Dans un article paru chez WebReference.com (et partiellement traduit par Blogzinet), Chris Hofmann (directeur de l'ingénierie chez Mozilla Foundation), fait le point sur les différents types de contributeurs au projet Mozilla :

The Mozilla Open Source Project has over 80 full-time contributors that work at the Mozilla Foundation, IBM, Sun, Redhat, Novell, Google, and many other companies. We have academic researchers and interns putting in full-time effort helping to improve the code. There really is a collaborative effort among all these participants to make great software. It's a scientific approach to developing code that involves lots of peer review and open discussion about every change.

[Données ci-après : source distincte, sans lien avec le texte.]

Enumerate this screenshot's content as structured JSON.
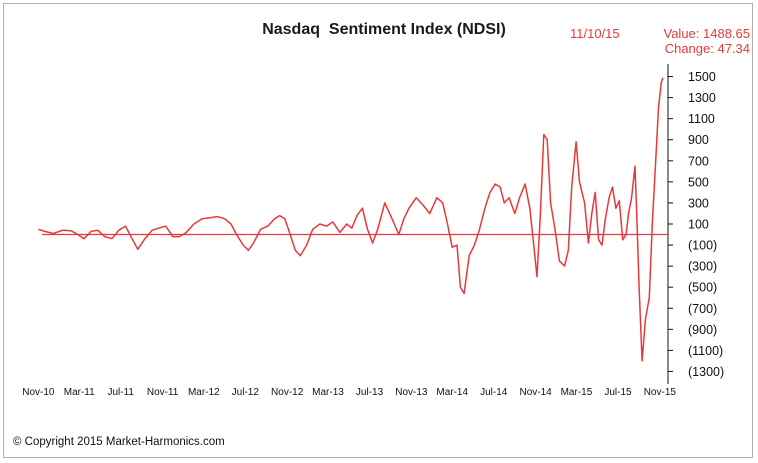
{
  "copyright": "© Copyright 2015 Market-Harmonics.com",
  "header": {
    "date": "11/10/15",
    "value_text": "Value: 1488.65",
    "change_text": "Change: 47.34"
  },
  "colors": {
    "line": "#e8383c",
    "zero_line": "#e8383c",
    "text": "#111111"
  },
  "chart_data": {
    "type": "line",
    "title": "Nasdaq  Sentiment Index (NDSI)",
    "xlabel": "",
    "ylabel": "",
    "ylim": [
      -1400,
      1600
    ],
    "y_ticks": [
      1500,
      1300,
      1100,
      900,
      700,
      500,
      300,
      100,
      -100,
      -300,
      -500,
      -700,
      -900,
      -1100,
      -1300
    ],
    "y_tick_labels": [
      "1500",
      "1300",
      "1100",
      "900",
      "700",
      "500",
      "300",
      "100",
      "(100)",
      "(300)",
      "(500)",
      "(700)",
      "(900)",
      "(1100)",
      "(1300)"
    ],
    "x_tick_labels": [
      "Nov-10",
      "Mar-11",
      "Jul-11",
      "Nov-11",
      "Mar-12",
      "Jul-12",
      "Nov-12",
      "Mar-13",
      "Jul-13",
      "Nov-13",
      "Mar-14",
      "Jul-14",
      "Nov-14",
      "Mar-15",
      "Jul-15",
      "Nov-15"
    ],
    "x_tick_dates": [
      "2010-11-01",
      "2011-03-01",
      "2011-07-01",
      "2011-11-01",
      "2012-03-01",
      "2012-07-01",
      "2012-11-01",
      "2013-03-01",
      "2013-07-01",
      "2013-11-01",
      "2014-03-01",
      "2014-07-01",
      "2014-11-01",
      "2015-03-01",
      "2015-07-01",
      "2015-11-01"
    ],
    "xlim": [
      "2010-10-25",
      "2015-11-25"
    ],
    "reference_line": 0,
    "legend": "none",
    "grid": false,
    "series": [
      {
        "x": [
          "2010-11-01",
          "2010-11-20",
          "2010-12-15",
          "2011-01-10",
          "2011-02-05",
          "2011-02-25",
          "2011-03-15",
          "2011-04-05",
          "2011-04-25",
          "2011-05-15",
          "2011-06-05",
          "2011-06-25",
          "2011-07-15",
          "2011-08-05",
          "2011-08-20",
          "2011-09-10",
          "2011-10-01",
          "2011-10-20",
          "2011-11-10",
          "2011-12-01",
          "2011-12-20",
          "2012-01-10",
          "2012-02-01",
          "2012-02-25",
          "2012-03-20",
          "2012-04-10",
          "2012-05-01",
          "2012-05-20",
          "2012-06-05",
          "2012-06-25",
          "2012-07-10",
          "2012-07-25",
          "2012-08-15",
          "2012-09-05",
          "2012-09-25",
          "2012-10-10",
          "2012-10-25",
          "2012-11-10",
          "2012-11-25",
          "2012-12-10",
          "2012-12-28",
          "2013-01-15",
          "2013-02-05",
          "2013-02-25",
          "2013-03-15",
          "2013-04-05",
          "2013-04-25",
          "2013-05-10",
          "2013-05-25",
          "2013-06-10",
          "2013-06-25",
          "2013-07-10",
          "2013-07-25",
          "2013-08-15",
          "2013-09-05",
          "2013-09-25",
          "2013-10-10",
          "2013-10-25",
          "2013-11-15",
          "2013-12-05",
          "2013-12-25",
          "2014-01-15",
          "2014-02-01",
          "2014-02-15",
          "2014-03-01",
          "2014-03-15",
          "2014-03-25",
          "2014-04-05",
          "2014-04-20",
          "2014-05-05",
          "2014-05-20",
          "2014-06-05",
          "2014-06-20",
          "2014-07-05",
          "2014-07-20",
          "2014-08-01",
          "2014-08-15",
          "2014-09-01",
          "2014-09-15",
          "2014-10-01",
          "2014-10-15",
          "2014-10-25",
          "2014-11-05",
          "2014-11-15",
          "2014-11-25",
          "2014-12-05",
          "2014-12-15",
          "2014-12-28",
          "2015-01-10",
          "2015-01-25",
          "2015-02-05",
          "2015-02-15",
          "2015-02-28",
          "2015-03-10",
          "2015-03-25",
          "2015-04-05",
          "2015-04-15",
          "2015-04-25",
          "2015-05-05",
          "2015-05-15",
          "2015-05-25",
          "2015-06-05",
          "2015-06-15",
          "2015-06-25",
          "2015-07-05",
          "2015-07-15",
          "2015-07-25",
          "2015-08-01",
          "2015-08-10",
          "2015-08-20",
          "2015-08-25",
          "2015-09-01",
          "2015-09-10",
          "2015-09-20",
          "2015-10-01",
          "2015-10-10",
          "2015-10-20",
          "2015-10-28",
          "2015-11-05",
          "2015-11-10"
        ],
        "values": [
          50,
          30,
          10,
          40,
          35,
          0,
          -40,
          30,
          40,
          -20,
          -40,
          40,
          80,
          -50,
          -140,
          -40,
          40,
          60,
          80,
          -20,
          -20,
          20,
          100,
          150,
          160,
          170,
          150,
          100,
          0,
          -100,
          -150,
          -80,
          50,
          80,
          150,
          180,
          150,
          0,
          -150,
          -200,
          -100,
          50,
          100,
          80,
          120,
          20,
          100,
          60,
          180,
          250,
          50,
          -80,
          50,
          300,
          150,
          0,
          150,
          250,
          350,
          280,
          200,
          350,
          300,
          100,
          -120,
          -100,
          -500,
          -560,
          -200,
          -100,
          50,
          250,
          400,
          480,
          450,
          300,
          350,
          200,
          350,
          480,
          250,
          -50,
          -400,
          200,
          950,
          900,
          300,
          50,
          -250,
          -300,
          -150,
          450,
          880,
          500,
          300,
          -80,
          200,
          400,
          -50,
          -100,
          150,
          350,
          450,
          250,
          320,
          -50,
          0,
          200,
          350,
          650,
          200,
          -500,
          -1200,
          -800,
          -600,
          100,
          700,
          1200,
          1440,
          1488.65
        ]
      }
    ]
  }
}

This helps not only in the area of security, but the quality of all feature and bug fixing work.

There is a long trailing edge of part-time contributors. 884 Contributors provided over 17,000 patches for features and bug fixes during 2004. The part-time contributors help to grind off the rough edges and improve quality. These are things that a commercial software company would not find it economical to do.

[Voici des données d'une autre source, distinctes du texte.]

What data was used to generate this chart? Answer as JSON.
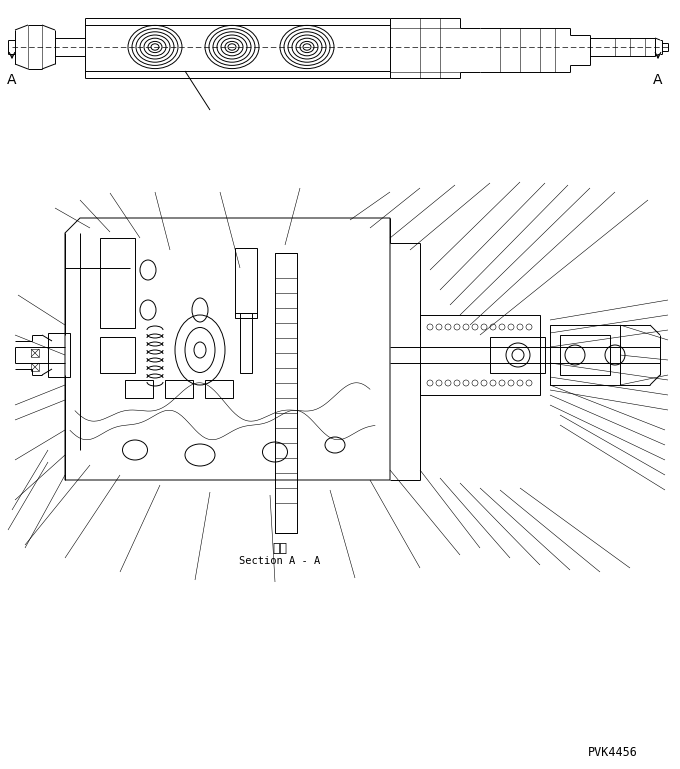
{
  "bg_color": "#ffffff",
  "line_color": "#000000",
  "lw": 0.7,
  "tlw": 0.4,
  "section_japanese": "断面",
  "section_english": "Section A - A",
  "part_number": "PVK4456",
  "fig_width": 6.8,
  "fig_height": 7.69,
  "dpi": 100
}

Firefox 1.0 is now shipping in 35 languages. The translation of Firefox into all these languages is entirely a volunteer effort. In some cases the translators in these countries become national heroes that bring the web to their people. Mozilla Technology has been translated for use in over 100 languages. The scope of this effort is far beyond anything that could be provided by a single commercial vendor.

There are about 10,000 testers of our 'nightly development releases' that help continually assess quality and keep the development effort on track as incremental changes are made to the browser.

There is a passionate community of browser users and promoters at http://www.spreadfirefox.com/ that helps spread the word about Firefox and amazingly raised $250,000 for the Firefox 1.0 marketing effort which included a two page ad in the New York Times. There is a large community of system administrators and mirror sites that provide the hosting and bandwidth needed to distribute over 66 million downloads.

There is a very active community of extension developers that are providing hundreds of small innovative ideas for the next generation of browser features, and are building on top of the Mozilla and Firefox platform.

That is just the start of a long list that describes a very active and passionate community that helps to develop, test, extend, and promote Firefox.

Cela est à rapprocher des statistiques sur l'utilisation de Bugzilla rapportées récemment par Asa Dotzler.